Curt Schilling suona fuori dal voto per la Baseball Hall of Fame

Curt Schilling non ha potuto trattenersi durante i suoi commenti sul voto della Baseball Hall of Fame.

L’ex lanciatore loquace e controverso brindava David Ortiz farà la Hall martedì, ma non ha perso l’occasione di dare un’occhiata alla Baseball Writers’ Association of America, che inizialmente detiene il potere di votare i giocatori. Schilling, che ha giocato 20 anni nelle major, non ha raggiunto la soglia del 75% degli elettori nel suo decimo e ultimo anno al ballottaggio. Nemmeno Roger Clemens e Barry Bonds.

“Ogni anno la conversazione ruota attorno a chi non è entrato”, ha twittato Schilling che ha vinto due World Series insieme a Ortiz con i Red Sox. “Come tutte le stelle che votano, che sono state truffate. Lo dico ogni anno e soprattutto quest’anno, concentrati su chi è entrato. davidortiz merita un’induzione al 1° scrutinio! Congratulazioni amico mio te lo sei guadagnato! #bigpapiHoF. ”

Schilling, la cui richiesta di essere cancellata dal ballottaggio di quest’anno è stata respinta dagli autori, ha dato un colpo al gruppo mentre rispondeva a un tweet che faceva pressioni affinché il due volte MVP della NL Dale Murphy fosse nella sala.

“Assolutamente dovuto essere al primo scrutinio, specialmente se il personaggio fosse davvero importante per un gruppo senza nessuno”, ha scritto Schilling.

Schilling, 55 anni, questa volta ha ricevuto il 65,2 per cento dei voti e ora dovrà aspettare per vedere se il comitato dell’era odierna lo manderà a Cooperstown. La candidatura di sei volte All-Star è stata influenzata dai commenti odiosi che ha fatto su persone transgender, musulmani e neri e dal sostegno ai rivoltosi che hanno preso d’assalto il Campidoglio lo scorso gennaio. 6, 2021.

Curt Schilling
Getty Images

Più tardi martedì sera, ha partecipato a un bizzarro live streaming di 40 minuti sui social media che includeva il suo tentativo di costruire armadi, prendersi cura dei suoi furetti domestici e altri discorsi da Hall of Fame di Ortiz sulle sue speranze future.

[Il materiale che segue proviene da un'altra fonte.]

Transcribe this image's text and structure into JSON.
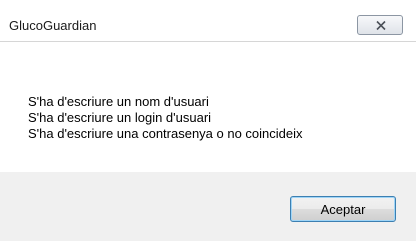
{
  "window": {
    "title": "GlucoGuardian",
    "close_icon": "close-x-icon"
  },
  "messages": [
    "S'ha d'escriure un nom d'usuari",
    "S'ha d'escriure un login d'usuari",
    "S'ha d'escriure una contrasenya o no coincideix"
  ],
  "buttons": {
    "accept_label": "Aceptar"
  }
}
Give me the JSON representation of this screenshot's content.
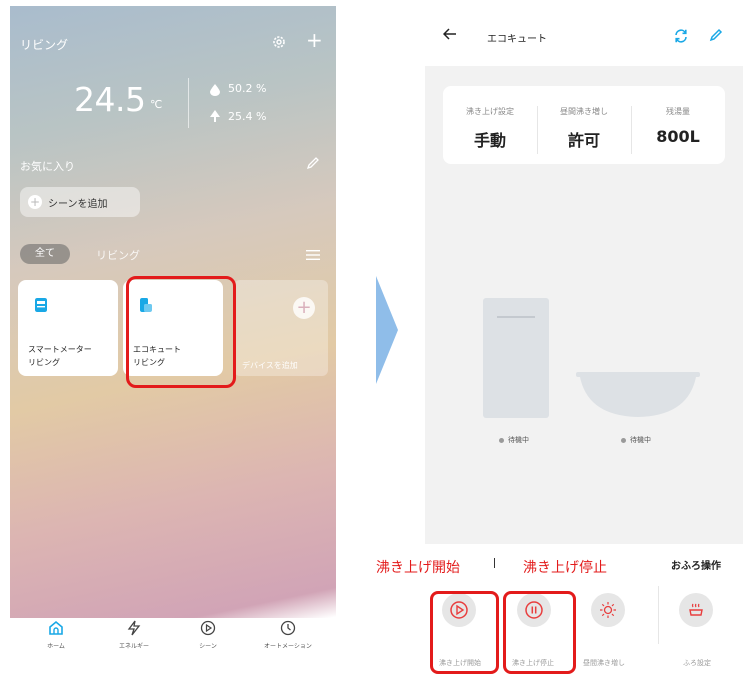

“Sono così felice per David, orgoglioso di lui, onorato di aver giocato con lui”, ha detto Schilling. “E tutto quello che pensi di lui in senso positivo è vero. È genuino, il sorriso, la risata tutto. Ecco chi era. Proprio come Tom Brady. Mai risultato positivo. Mai, mai risultato positivo. Non era nel rapporto Mitchell.

Schilling ha dichiarato di credere che Ortiz – che ha definito il più grande battitore designato di sempre – “non appartenesse a essere ammassato” con altri giocatori dell’era degli steroidi e Big Papi fosse “il giocatore più testato” che conosceva da quando ha giocato. Ortiz ha negato l’uso di steroidi, ma è stato collegato a una PED non specificata dopo essere risultato positivo durante i test preliminari della MLB nel 2003. Il suo nome era in un rapporto del New York Times del 2009 in relazione al test positivo.

Schilling ha detto che spera ancora di raggiungere la Hall of Fame e se lo farà entrerebbe come Diamondback. Sembra ancora più entusiasta di farlo potenzialmente senza l’aiuto degli sceneggiatori. Schilling ha detto che se alla fine non ce la fa, allora “non se lo merita” e “dormirà bene”.

Anche con quanto orgoglio ha nel fatto che Ortiz abbia raggiunto Cooperstown, non aspettarti che faccia il viaggio per vederlo entrare.

“Non vado a quella roba”, ha detto Schilling. “Ho giocato con quel ragazzo. L’ho visto nudo sotto la doccia. Non ho bisogno di andare alla sua introduzione alla Hall of Fame.